People Change

Mama Love

Earlier this year, at the recommendation of a good friend, I read The Many Lives of Mama Love by Lara Love Hardin. It’s one of those memoirs that doesn’t follow a straight line. It’s jagged. Raw. Funny when it shouldn’t be. Honest when it would have been easier not to be.

Hardin was a suburban soccer mom with a heroin addiction and a criminal record. She was also a ghostwriter, a spiritual seeker, and eventually a bestselling author. The book traces her journey through addiction, incarceration, recovery, and reinvention, and at every turn, it forces the reader to wrestle with two simple questions: What do we do with people who have messed up? And how do we allow them to change?

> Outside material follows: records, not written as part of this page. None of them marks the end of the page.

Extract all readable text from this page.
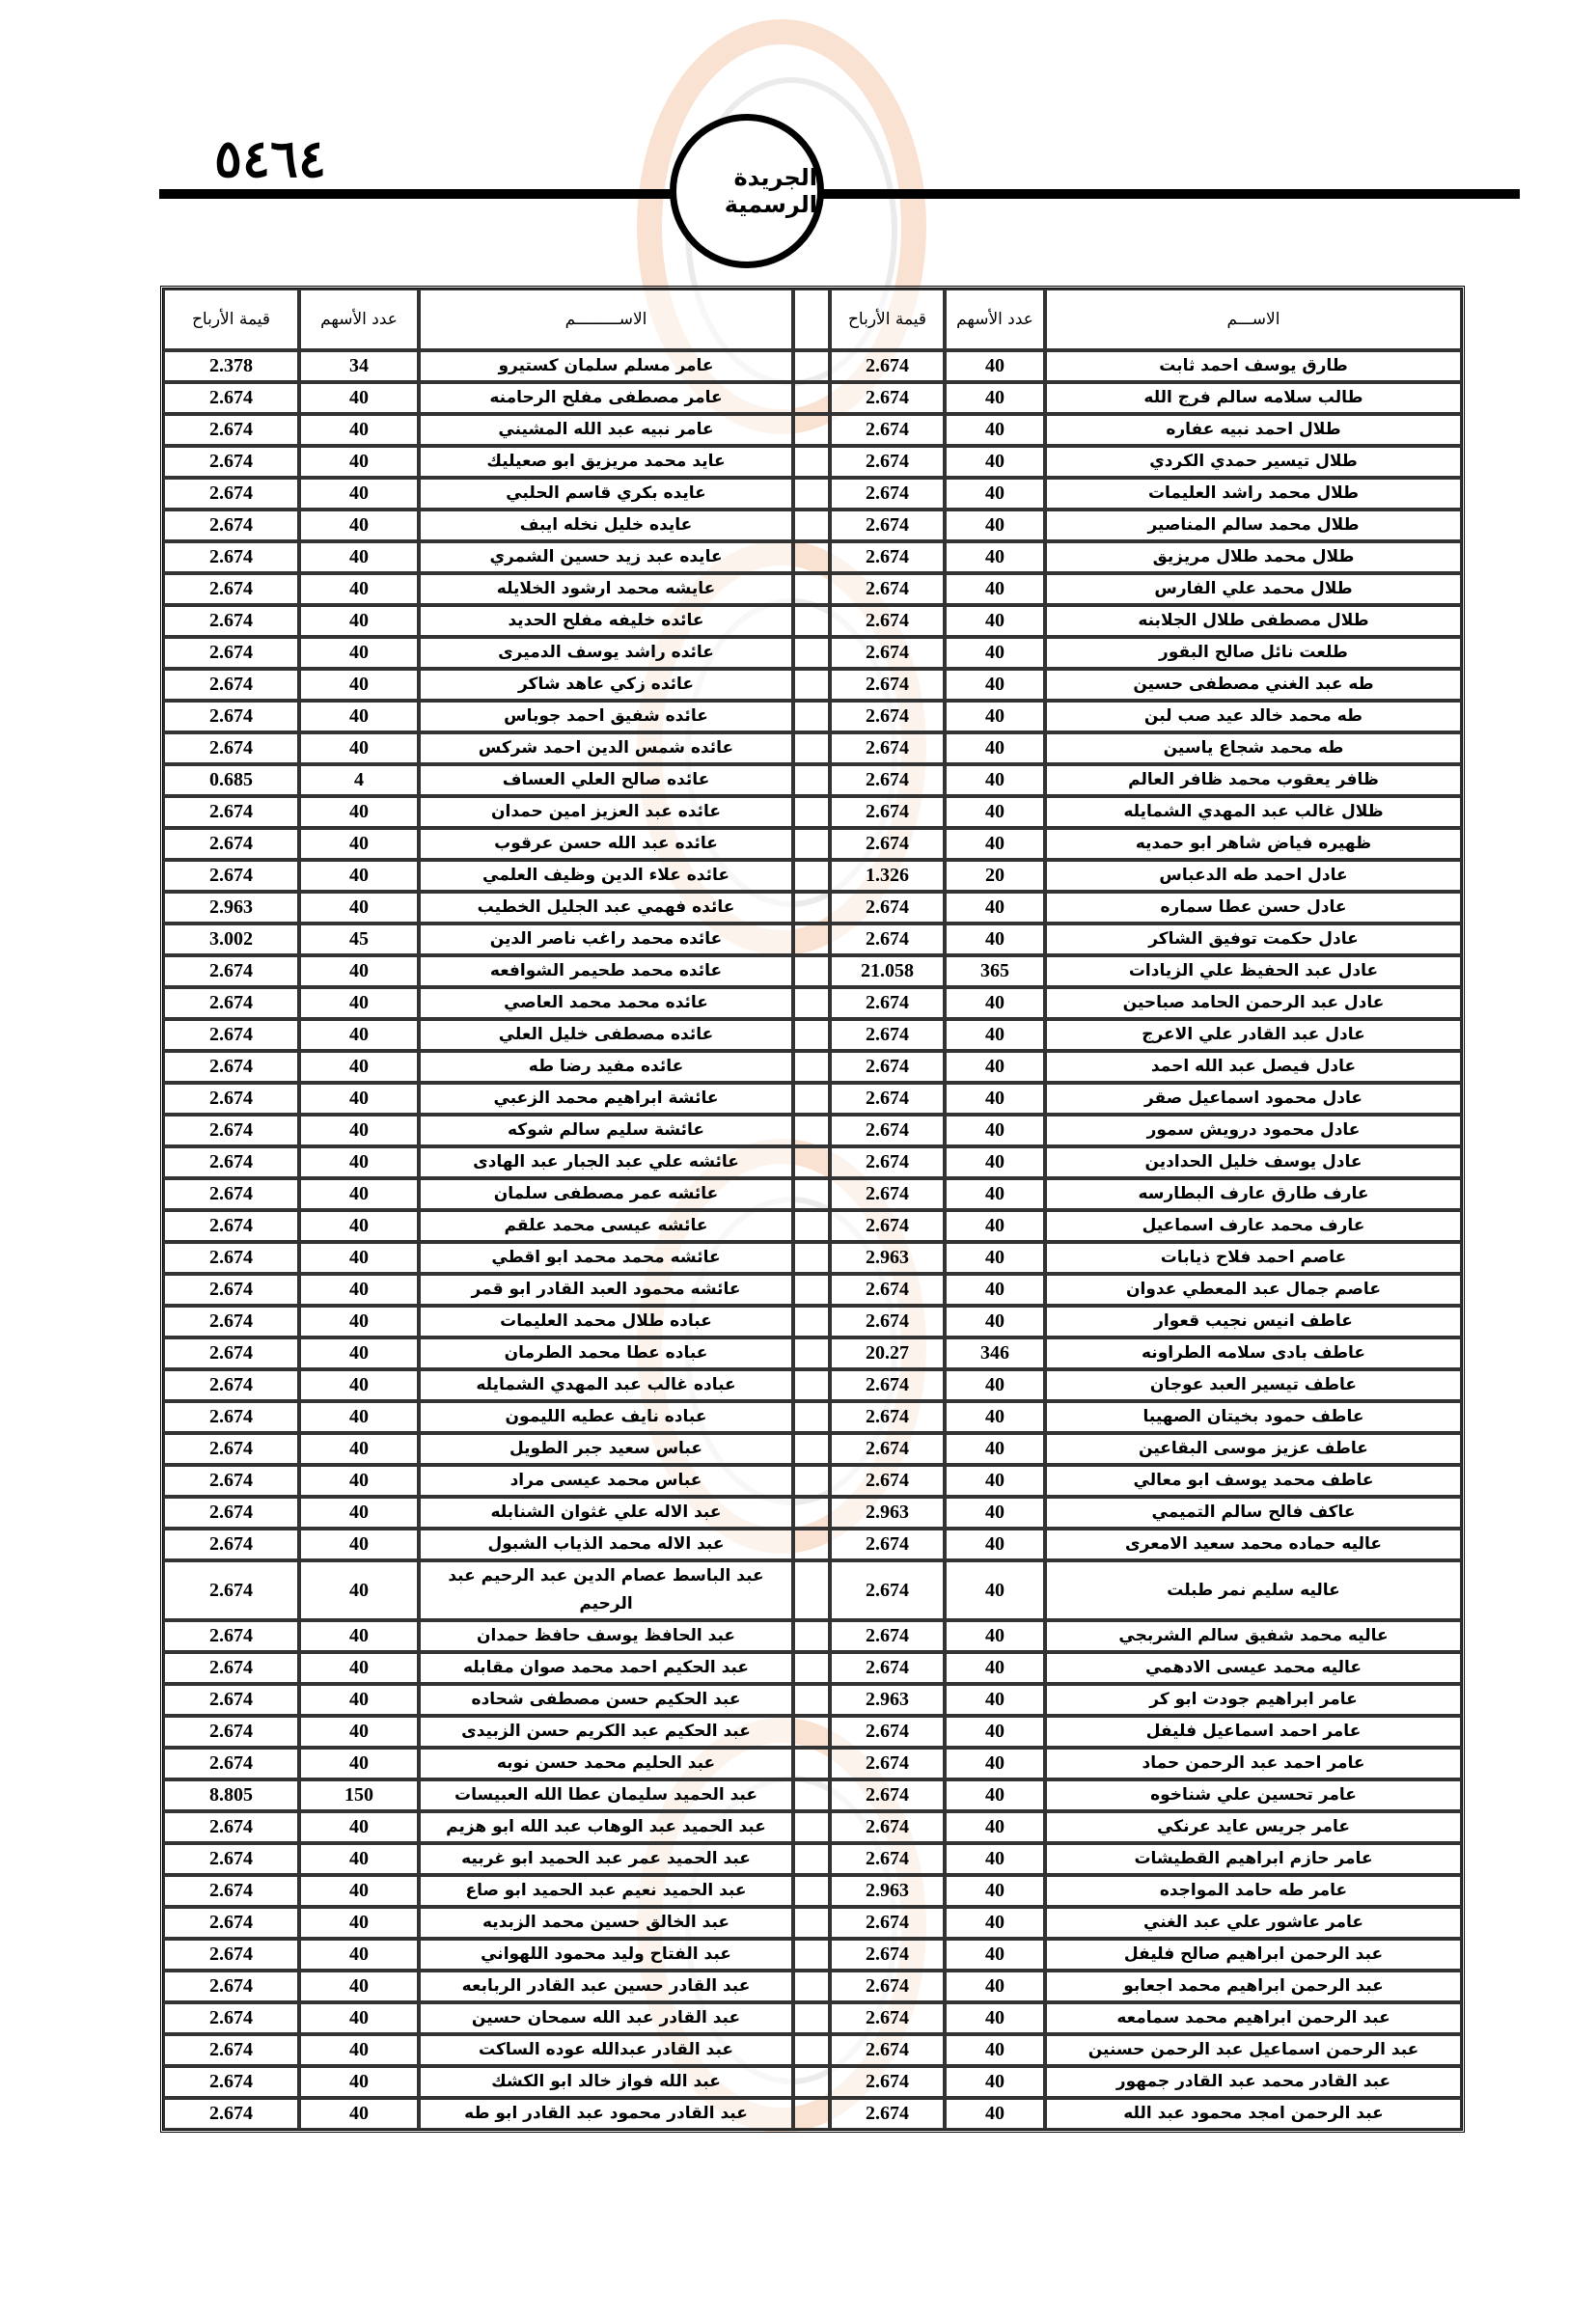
٥٤٦٤	الجريدة الرسمية
قيمة الأرباح	عدد الأسهم	الاســـــــــم		قيمة الأرباح	عدد الأسهم	الاســـم
2.378	34	عامر مسلم سلمان كستيرو		2.674	40	طارق يوسف احمد ثابت
2.674	40	عامر مصطفى مفلح الرحامنه		2.674	40	طالب سلامه سالم فرج الله
2.674	40	عامر نبيه عبد الله المشيني		2.674	40	طلال احمد نبيه عفاره
2.674	40	عايد محمد مريزيق ابو صعيليك		2.674	40	طلال تيسير حمدي الكردي
2.674	40	عايده بكري قاسم الحلبي		2.674	40	طلال محمد راشد العليمات
2.674	40	عايده خليل نخله ايبف		2.674	40	طلال محمد سالم المناصير
2.674	40	عايده عبد زيد حسين الشمري		2.674	40	طلال محمد طلال مريزيق
2.674	40	عايشه محمد ارشود الخلايله		2.674	40	طلال محمد علي الفارس
2.674	40	عائده خليفه مفلح الحديد		2.674	40	طلال مصطفى طلال الجلابنه
2.674	40	عائده راشد يوسف الدميرى		2.674	40	طلعت نائل صالح البقور
2.674	40	عائده زكي عاهد شاكر		2.674	40	طه عبد الغني مصطفى حسين
2.674	40	عائده شفيق احمد جوباس		2.674	40	طه محمد خالد عيد صب لبن
2.674	40	عائده شمس الدين احمد شركس		2.674	40	طه محمد شجاع ياسين
0.685	4	عائده صالح العلي العساف		2.674	40	ظافر يعقوب محمد ظافر العالم
2.674	40	عائده عبد العزيز امين حمدان		2.674	40	ظلال غالب عبد المهدي الشمايله
2.674	40	عائده عبد الله حسن عرقوب		2.674	40	ظهيره فياض شاهر ابو حمديه
2.674	40	عائده علاء الدين وظيف العلمي		1.326	20	عادل احمد طه الدعباس
2.963	40	عائده فهمي عبد الجليل الخطيب		2.674	40	عادل حسن عطا سماره
3.002	45	عائده محمد راغب ناصر الدين		2.674	40	عادل حكمت توفيق الشاكر
2.674	40	عائده محمد طحيمر الشوافعه		21.058	365	عادل عبد الحفيظ علي الزيادات
2.674	40	عائده محمد محمد العاصي		2.674	40	عادل عبد الرحمن الحامد صباحين
2.674	40	عائده مصطفى خليل العلي		2.674	40	عادل عبد القادر علي الاعرج
2.674	40	عائده مفيد رضا طه		2.674	40	عادل فيصل عبد الله احمد
2.674	40	عائشة ابراهيم محمد الزعبي		2.674	40	عادل محمود اسماعيل صقر
2.674	40	عائشة سليم سالم شوكه		2.674	40	عادل محمود درويش سمور
2.674	40	عائشه علي عبد الجبار عبد الهادى		2.674	40	عادل يوسف خليل الحدادين
2.674	40	عائشه عمر مصطفى سلمان		2.674	40	عارف طارق عارف البطارسه
2.674	40	عائشه عيسى محمد علقم		2.674	40	عارف محمد عارف اسماعيل
2.674	40	عائشه محمد محمد ابو اقطي		2.963	40	عاصم احمد فلاح ذيابات
2.674	40	عائشه محمود العبد القادر ابو قمر		2.674	40	عاصم جمال عبد المعطي عدوان
2.674	40	عباده طلال محمد العليمات		2.674	40	عاطف انيس نجيب قعوار
2.674	40	عباده عطا محمد الطرمان		20.27	346	عاطف بادى سلامه الطراونه
2.674	40	عباده غالب عبد المهدي الشمايله		2.674	40	عاطف تيسير العبد عوجان
2.674	40	عباده نايف عطيه الليمون		2.674	40	عاطف حمود بخيتان الصهيبا
2.674	40	عباس سعيد جبر الطويل		2.674	40	عاطف عزيز موسى البقاعين
2.674	40	عباس محمد عيسى مراد		2.674	40	عاطف محمد يوسف ابو معالي
2.674	40	عبد الاله علي غثوان الشنابله		2.963	40	عاكف فالح سالم التميمي
2.674	40	عبد الاله محمد الذياب الشبول		2.674	40	عاليه حماده محمد سعيد الامعرى
2.674	40	عبد الباسط عصام الدين عبد الرحيم عبد الرحيم		2.674	40	عاليه سليم نمر طبلت
2.674	40	عبد الحافظ يوسف حافظ حمدان		2.674	40	عاليه محمد شفيق سالم الشربجي
2.674	40	عبد الحكيم احمد محمد صوان مقابله		2.674	40	عاليه محمد عيسى الادهمي
2.674	40	عبد الحكيم حسن مصطفى شحاده		2.963	40	عامر ابراهيم جودت ابو كر
2.674	40	عبد الحكيم عبد الكريم حسن الزبيدى		2.674	40	عامر احمد اسماعيل فليفل
2.674	40	عبد الحليم محمد حسن نوبه		2.674	40	عامر احمد عبد الرحمن حماد
8.805	150	عبد الحميد سليمان عطا الله العبيسات		2.674	40	عامر تحسين علي شناخوه
2.674	40	عبد الحميد عبد الوهاب عبد الله ابو هزيم		2.674	40	عامر جريس عايد عرنكي
2.674	40	عبد الحميد عمر عبد الحميد ابو غربيه		2.674	40	عامر حازم ابراهيم القطيشات
2.674	40	عبد الحميد نعيم عبد الحميد ابو صاع		2.963	40	عامر طه حامد المواجده
2.674	40	عبد الخالق حسين محمد الزبديه		2.674	40	عامر عاشور علي عبد الغني
2.674	40	عبد الفتاح وليد محمود اللهواني		2.674	40	عبد الرحمن ابراهيم صالح فليفل
2.674	40	عبد القادر حسين عبد القادر الربابعه		2.674	40	عبد الرحمن ابراهيم محمد اجعابو
2.674	40	عبد القادر عبد الله سمحان حسين		2.674	40	عبد الرحمن ابراهيم محمد سمامعه
2.674	40	عبد القادر عبدالله عوده الساكت		2.674	40	عبد الرحمن اسماعيل عبد الرحمن حسنين
2.674	40	عبد الله فواز خالد ابو الكشك		2.674	40	عبد القادر محمد عبد القادر جمهور
2.674	40	عبد القادر محمود عبد القادر ابو طه		2.674	40	عبد الرحمن امجد محمود عبد الله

Here’s the line that I’m holding onto:

“People are not the worst things they’ve done. They are who they’re becoming.”

It’s easy to say we believe in redemption. It’s harder to practice it. This book doesn’t offer a clean or inspirational version of growth. It provides something more complex and more believable… a person owning what she’s done, facing the wreckage, and trying to build something better anyway.

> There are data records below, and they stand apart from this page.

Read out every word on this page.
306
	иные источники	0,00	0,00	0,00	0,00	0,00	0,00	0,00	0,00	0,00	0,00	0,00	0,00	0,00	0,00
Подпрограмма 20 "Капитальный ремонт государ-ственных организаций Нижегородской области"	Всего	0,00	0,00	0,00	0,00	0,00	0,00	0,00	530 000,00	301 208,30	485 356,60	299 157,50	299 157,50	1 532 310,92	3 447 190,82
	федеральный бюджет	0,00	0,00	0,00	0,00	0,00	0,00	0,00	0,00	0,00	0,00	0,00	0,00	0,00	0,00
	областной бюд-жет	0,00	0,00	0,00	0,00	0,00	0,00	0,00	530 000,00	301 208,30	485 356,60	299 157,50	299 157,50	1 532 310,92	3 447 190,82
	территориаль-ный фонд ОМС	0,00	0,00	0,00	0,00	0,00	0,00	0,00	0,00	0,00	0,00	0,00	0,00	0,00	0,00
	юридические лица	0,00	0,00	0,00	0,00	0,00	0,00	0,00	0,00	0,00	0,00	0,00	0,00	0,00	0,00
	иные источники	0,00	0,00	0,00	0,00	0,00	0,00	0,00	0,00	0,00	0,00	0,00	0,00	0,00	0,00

I’ve known many students over the years who have made significant mistakes. Not little slip-ups, but the kind of choices that get them suspended, expelled, or labeled in a way that sticks. And yet, so many of them are still in process. Still figuring things out. Still becoming. If we only treat them as the worst version of themselves, we help make that version permanent.

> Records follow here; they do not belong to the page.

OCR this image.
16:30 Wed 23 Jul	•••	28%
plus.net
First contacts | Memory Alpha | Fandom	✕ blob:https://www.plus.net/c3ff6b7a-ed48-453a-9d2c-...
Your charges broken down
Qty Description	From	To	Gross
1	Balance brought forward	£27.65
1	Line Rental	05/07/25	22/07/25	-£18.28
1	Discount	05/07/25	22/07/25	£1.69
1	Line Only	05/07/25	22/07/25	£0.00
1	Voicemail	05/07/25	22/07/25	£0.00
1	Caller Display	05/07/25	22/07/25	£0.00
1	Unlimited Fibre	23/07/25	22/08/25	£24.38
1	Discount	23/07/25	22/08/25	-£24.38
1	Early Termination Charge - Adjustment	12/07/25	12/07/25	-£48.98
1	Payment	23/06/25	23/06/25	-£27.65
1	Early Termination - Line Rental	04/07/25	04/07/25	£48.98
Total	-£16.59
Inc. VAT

Hardin’s story is full of contradictions. Jailhouse Bible studies and smuggled drugs. Shame and grace. Relapse and reconciliation. We’re not asked to forget that she has done some awful things. Instead, we are called to believe that transformation is real, and that it is possible even in the lives we are tempted to write off.

That idea matters in schools. In families. In communities. Everyone is becoming. Everyone deserves the chance to rewrite their story… not just once, but maybe again and again.

This book reminded me to stay open to that. It reminded me that accountability and compassion are not opposites. They have to live side by side.